The wizard chose his abode with skilful and romantic taste. Quitting the town by a path which ascended abruptly from the river, the traveller was forced to climb the steep by a series of dangerous zig-zags among rocks and bushes, until he reached a deep cave in an elevated cliff that bent over the stream. As we approached, my conductor warned the inmate of our coming by several whoops. When we reached the entrance I was directed to halt until the demon announced his willingness to receive us. At length, after as much delay as is required in the antechamber of a secretary of state, a growl, like the cry of a hungry crocodile, gave token of the wizard’s coming.

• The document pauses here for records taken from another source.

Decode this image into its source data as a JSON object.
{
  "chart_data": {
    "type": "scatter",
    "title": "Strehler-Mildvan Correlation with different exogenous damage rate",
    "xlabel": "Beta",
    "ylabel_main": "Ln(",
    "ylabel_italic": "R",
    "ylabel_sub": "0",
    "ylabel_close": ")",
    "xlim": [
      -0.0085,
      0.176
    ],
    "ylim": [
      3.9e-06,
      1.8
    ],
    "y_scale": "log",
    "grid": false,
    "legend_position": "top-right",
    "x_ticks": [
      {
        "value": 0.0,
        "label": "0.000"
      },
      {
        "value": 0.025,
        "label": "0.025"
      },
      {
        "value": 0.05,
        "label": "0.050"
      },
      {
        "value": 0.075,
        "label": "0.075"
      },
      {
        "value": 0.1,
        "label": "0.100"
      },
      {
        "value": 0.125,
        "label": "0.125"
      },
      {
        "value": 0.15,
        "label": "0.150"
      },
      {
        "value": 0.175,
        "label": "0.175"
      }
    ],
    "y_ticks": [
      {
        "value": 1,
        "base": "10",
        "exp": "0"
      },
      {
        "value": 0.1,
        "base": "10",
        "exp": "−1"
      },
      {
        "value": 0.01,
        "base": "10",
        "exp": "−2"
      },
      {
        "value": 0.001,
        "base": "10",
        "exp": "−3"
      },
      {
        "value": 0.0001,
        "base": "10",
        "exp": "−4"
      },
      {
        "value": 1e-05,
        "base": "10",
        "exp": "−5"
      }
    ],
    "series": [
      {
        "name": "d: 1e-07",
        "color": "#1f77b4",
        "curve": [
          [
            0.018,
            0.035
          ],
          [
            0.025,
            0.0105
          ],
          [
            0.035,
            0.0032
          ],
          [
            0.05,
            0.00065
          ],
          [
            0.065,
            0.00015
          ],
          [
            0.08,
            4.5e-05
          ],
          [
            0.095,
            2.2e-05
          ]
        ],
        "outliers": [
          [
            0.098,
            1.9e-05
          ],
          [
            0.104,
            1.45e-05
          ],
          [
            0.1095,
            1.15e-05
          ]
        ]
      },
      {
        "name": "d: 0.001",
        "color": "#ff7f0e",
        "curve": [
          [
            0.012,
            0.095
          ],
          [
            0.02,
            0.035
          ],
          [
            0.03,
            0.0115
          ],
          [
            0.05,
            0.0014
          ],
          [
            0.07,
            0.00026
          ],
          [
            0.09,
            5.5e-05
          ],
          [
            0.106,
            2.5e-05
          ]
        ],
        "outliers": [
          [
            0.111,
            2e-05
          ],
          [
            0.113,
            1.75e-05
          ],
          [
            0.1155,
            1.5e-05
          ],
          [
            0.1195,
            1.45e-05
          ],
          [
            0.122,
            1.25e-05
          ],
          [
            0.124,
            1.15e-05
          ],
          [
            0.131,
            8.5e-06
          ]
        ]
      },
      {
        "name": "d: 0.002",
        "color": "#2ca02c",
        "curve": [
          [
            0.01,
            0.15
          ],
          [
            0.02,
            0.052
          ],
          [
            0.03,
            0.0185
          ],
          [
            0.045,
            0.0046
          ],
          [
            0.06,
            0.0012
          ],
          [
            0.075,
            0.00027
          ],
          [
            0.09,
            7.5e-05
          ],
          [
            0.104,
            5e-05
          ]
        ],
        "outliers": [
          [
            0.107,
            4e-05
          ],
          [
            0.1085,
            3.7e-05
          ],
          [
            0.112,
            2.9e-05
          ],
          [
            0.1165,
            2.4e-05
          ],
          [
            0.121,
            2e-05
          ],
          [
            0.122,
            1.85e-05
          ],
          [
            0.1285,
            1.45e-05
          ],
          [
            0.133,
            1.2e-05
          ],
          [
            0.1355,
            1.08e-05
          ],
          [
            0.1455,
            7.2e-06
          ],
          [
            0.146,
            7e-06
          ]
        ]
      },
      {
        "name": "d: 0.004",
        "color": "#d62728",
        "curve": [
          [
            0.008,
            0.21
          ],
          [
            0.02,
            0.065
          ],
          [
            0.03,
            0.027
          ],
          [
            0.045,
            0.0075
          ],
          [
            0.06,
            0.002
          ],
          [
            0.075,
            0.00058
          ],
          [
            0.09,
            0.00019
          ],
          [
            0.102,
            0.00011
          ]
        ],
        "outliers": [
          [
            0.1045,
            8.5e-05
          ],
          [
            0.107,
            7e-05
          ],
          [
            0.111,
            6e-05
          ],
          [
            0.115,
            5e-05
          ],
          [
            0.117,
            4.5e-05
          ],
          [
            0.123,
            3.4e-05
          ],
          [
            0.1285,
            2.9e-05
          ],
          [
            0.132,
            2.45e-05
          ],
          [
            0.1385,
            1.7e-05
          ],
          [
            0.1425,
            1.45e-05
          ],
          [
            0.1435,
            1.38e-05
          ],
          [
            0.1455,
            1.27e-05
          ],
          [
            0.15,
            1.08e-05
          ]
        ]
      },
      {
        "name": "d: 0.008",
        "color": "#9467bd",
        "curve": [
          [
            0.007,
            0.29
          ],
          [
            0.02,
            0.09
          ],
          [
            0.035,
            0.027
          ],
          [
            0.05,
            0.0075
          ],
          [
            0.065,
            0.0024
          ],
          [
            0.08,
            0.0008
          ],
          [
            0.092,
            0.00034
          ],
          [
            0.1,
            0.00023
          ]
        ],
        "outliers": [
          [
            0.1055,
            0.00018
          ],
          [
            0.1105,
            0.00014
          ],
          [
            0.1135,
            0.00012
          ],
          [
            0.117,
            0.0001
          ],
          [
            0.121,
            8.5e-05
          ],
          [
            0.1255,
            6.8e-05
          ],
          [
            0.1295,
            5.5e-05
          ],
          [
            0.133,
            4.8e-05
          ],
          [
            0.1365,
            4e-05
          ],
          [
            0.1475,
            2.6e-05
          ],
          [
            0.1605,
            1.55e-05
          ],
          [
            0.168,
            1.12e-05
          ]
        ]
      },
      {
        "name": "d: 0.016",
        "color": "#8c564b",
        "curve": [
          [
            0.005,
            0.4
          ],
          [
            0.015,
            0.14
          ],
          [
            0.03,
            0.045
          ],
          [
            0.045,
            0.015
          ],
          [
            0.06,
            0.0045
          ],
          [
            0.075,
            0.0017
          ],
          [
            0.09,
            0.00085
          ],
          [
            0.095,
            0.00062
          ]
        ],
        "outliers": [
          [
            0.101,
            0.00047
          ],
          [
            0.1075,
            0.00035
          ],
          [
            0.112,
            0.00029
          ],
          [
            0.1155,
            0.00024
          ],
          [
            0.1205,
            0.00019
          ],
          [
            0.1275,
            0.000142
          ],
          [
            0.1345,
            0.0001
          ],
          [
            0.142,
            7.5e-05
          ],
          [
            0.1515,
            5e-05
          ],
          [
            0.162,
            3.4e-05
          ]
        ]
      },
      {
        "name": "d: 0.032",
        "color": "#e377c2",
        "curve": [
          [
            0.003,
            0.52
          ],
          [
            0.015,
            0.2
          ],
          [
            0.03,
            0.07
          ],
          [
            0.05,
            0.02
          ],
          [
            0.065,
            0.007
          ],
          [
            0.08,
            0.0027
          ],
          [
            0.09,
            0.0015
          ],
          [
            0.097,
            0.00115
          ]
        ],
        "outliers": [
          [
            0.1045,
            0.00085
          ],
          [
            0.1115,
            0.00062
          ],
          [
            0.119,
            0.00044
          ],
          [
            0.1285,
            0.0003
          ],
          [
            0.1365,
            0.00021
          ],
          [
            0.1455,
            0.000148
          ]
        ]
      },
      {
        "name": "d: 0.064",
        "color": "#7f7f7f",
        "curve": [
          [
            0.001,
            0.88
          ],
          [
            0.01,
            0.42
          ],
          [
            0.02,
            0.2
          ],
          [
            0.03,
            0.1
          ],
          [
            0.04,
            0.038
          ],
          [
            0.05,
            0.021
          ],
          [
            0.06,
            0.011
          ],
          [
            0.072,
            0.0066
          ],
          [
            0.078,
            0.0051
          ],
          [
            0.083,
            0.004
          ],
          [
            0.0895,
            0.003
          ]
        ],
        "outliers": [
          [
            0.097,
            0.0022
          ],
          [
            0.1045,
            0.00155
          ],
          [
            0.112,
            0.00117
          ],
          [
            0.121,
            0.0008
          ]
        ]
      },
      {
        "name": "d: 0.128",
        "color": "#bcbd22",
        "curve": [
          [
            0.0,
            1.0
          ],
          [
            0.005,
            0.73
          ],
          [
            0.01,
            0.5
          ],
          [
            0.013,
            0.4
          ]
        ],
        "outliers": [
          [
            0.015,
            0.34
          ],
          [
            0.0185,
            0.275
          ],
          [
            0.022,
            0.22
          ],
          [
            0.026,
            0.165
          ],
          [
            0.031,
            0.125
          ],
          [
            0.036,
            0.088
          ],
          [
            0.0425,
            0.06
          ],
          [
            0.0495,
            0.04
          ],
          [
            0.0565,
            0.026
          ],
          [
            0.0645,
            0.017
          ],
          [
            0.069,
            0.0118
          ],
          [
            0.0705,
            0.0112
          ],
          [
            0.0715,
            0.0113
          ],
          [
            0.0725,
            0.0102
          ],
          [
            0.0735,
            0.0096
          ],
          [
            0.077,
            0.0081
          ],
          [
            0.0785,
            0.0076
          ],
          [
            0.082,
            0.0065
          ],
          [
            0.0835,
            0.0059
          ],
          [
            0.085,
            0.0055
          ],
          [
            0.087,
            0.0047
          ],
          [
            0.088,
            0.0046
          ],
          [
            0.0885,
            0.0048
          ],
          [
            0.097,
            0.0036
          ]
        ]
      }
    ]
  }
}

As he emerged from the deep interior, I descried an uncommonly tall figure, bearing in his arms a young and living leopard. I could not detect a single lineament of his face or figure, for he was covered from head to foot in a complete dress of monkey skins, while his face was hidden by a grotesque white mask. Behind him groped a delicate blind boy.

We seated ourselves on hides along the floor, when, at my bidding, the interpreter, unrolling my gifts, announced that I came with full hands to his wizardship, for the purpose of learning my fortune.

The impostor had trained his tame leopard to fetch and carry like a dog, so that, without a word, the docile beast bore the various presents to his master. Every thing was duly measured, examined, or balanced in his hands to ascertain its quality and weight. Then, placing a bamboo between his lips and the blind boy’s ear, he whispered the words which the child repeated aloud. First of all, he inquired what I wished to know? As one of his follower’s boasts was the extraordinary power he possessed of speaking various languages, I addressed him in Spanish, but as his reply displayed an evident ignorance of what I said, I took the liberty to reprimand him sharply in his native tongue. He waved me off with an imperious flourish of his hand, and ordered me to wait, as he perfectly comprehended my Spanish, but the magic power would not suffer him to answer save in regular rotation, word by word.

I saw his trick at once, which was only one of prompt and adroit repetition. Accordingly, I addressed him in his native dialect, and requested a translation of my sentence into Spanish. But this was a puzzler; though it required but a moment for him to assure me that a foreign language could only be spoken by wizards of his degree at the full of the moon!

I thought it time to shift the scene to fortune-telling, and begged my demon to begin the task by relating the past, in order to confirm my belief in his mastery over the future. But the nonsense he uttered was so insufferable, that I dropped the curtain with a run, and commanded “the hereafter” to appear. This, at least, was more romantic. As usual, I was to be immensely rich. I was to become a great prince. I was to have a hundred wives; but alas! before six months elapsed, my factory would be burnt and I should lose a vessel!

Presently, the interpreter proposed an exhibition of legerdemain, and in this I found considerable amusement to make up for the preceding buffoonery. He knotted a rope, and untied it with a jerk. He sank a knife deep in his throat, and poured in a vessel of water. Other deceptions followed this skilful trick, but the cleverest of all was the handling of red hot iron, which, after covering his hands with a glutinous paste, was touched in the most fearless manner. I have seen this trick performed by other natives, and whenever ignited coals or ardent metal was used, the hands of the operator were copiously anointed with the pasty unguent.

A valedictory growl, and a resumption of the leopard, gave token of the wizard’s departure, and closed the evening’s entertainments.

If the ease with which a man is amused, surprised, or deluded, is a fair measure of intellectual grade, I fear that African minds will take a very moderate rank in the scale of humanity. The task of self-civilization, which resembles the self-filtering of water, has done but little for Ethiopia in the ages that have passed simultaneously over her people and the progressive races of other lands. It remains to be seen what the infused civilization of Christianity and Islamism will effect among these benighted nations. Jesus, Mahomet, and the Fetiche, will, perhaps, long continue to be their types of distinctive separation.